The Prime Minister was immediately informed, together with fuel importers.

PDVSA notified the Guyana government that there was a total power failure on April 3 and several explosions at its Isla refinery in Curacao from which the company supplies Guyana with fuel. The company has also been hit by industrial unrest.

"There is absolutely nothing to be worried about. We have been working on alternative arrangements if the situation prolonged at PDVSA but we don't see it going that way," O'Lall stated when contacted yesterday.

Guyana Oil Company's (GUYOIL) marketing manager, Alwyn Appiah, told Stabroek News yesterday that his company will have its full complement of fuel by this weekend when its fuel boat arrived.

He remarked that the public should not be too concerned about the situation since alternative arrangements for fuel could be made outside the Venezuela agreement.

Appiah noted that already Guyana was in an arrangement where it purchased some petroleum products from Trinidad and Tobago.

For example, Guyana Power and Light Co required a special grade of Bunker C fuel for its plants and this was sourced from the twin-island republic.

"If the problem persisted at PDVSA we could always contact Petrotrin in Trinidad," the GUYOIL official stated.

He also pointed out that multinational companies like Shell and Texaco which have operations here had the option to call up their principals and request supplies in whatever quantity they desire.
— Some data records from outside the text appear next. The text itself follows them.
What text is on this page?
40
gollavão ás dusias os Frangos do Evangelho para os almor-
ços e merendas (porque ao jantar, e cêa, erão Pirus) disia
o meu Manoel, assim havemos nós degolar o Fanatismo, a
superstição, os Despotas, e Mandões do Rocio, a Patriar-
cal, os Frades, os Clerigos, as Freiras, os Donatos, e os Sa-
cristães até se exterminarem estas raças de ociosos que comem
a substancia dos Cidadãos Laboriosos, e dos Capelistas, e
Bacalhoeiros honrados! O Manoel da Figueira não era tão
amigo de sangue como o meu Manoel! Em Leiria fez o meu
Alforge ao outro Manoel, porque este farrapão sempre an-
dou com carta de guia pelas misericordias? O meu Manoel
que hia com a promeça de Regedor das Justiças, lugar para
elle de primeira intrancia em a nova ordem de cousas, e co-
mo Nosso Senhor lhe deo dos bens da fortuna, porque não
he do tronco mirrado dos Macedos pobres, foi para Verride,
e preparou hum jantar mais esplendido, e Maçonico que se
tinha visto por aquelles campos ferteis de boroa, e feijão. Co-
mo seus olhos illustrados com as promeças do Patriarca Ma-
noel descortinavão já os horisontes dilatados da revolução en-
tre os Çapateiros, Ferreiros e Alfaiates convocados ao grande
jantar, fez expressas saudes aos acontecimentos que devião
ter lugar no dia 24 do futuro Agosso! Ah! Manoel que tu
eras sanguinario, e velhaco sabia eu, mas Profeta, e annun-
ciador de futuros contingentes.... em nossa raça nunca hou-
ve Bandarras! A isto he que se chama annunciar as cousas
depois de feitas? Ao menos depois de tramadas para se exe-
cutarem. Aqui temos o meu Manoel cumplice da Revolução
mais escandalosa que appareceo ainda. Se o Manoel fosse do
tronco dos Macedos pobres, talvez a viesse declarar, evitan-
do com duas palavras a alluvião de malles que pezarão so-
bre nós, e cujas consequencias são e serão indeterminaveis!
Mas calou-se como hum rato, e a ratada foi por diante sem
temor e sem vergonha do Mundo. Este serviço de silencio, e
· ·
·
"It's not a matter for grave concern," Appiah assured. "If need be we could certainly use alternative sources."

The prices for fuel at the pumps have risen but Appiah said this occurred even before the PDVSA crisis due to the cutback in supplies by producers.

Hinds convened a meeting on Wednesday at the GEA to discuss the situation, at which fuel importers were present.

In a press release issued by the Office of the Prime Minister (OPM) yesterday, it was stated that the current stocks together with supplies to be sourced from Trinidad and Tobago and Suriname would maintain normal fuel availability until the end of May.

OPM expressed hope that the force majeure (excusing one from fulfilling a contract because of an unforeseen event) would be lifted by that time.

Fuel importers noted that the world price for fuel increased by 38% over the last six weeks.

This was influenced by the Middle East situation, and the reduction of supply from Iraq, Libya, and Iran, and the unrest being faced by the Venezuelan industry.

Replacement purchases from Trinidad and Tobago and elsewhere could cost about 10% more than regular purchases from PDVSA, OPM stated.

"Prime Minister takes this occasion of tensions in oil producing and exporting countries (causing large rises in the price of fuels and threatening tightness in availability) to urge each and everyone to return to conservation measures of the 1970s and 1980s," the release said.

A meeting is scheduled for Monday to review the situation and revisions would continue as warranted.

Guyana's oil arrangement with Venezuela commenced as a barter arrangement in exchange for Guyana's bauxite. It is anticipated that Guyana would soon be accessing petroleum initially on a credit basis from Venezuela.

This is following the signing of the Caracas Energy Accord by President Bharrat Jagdeo with the Venezuelan government.

Hinds said the paperwork for this initiative was being finalised by the Ministry of Foreign Trade and International Cooperation.

Venezuela is Guyana's largest supplier of fuel.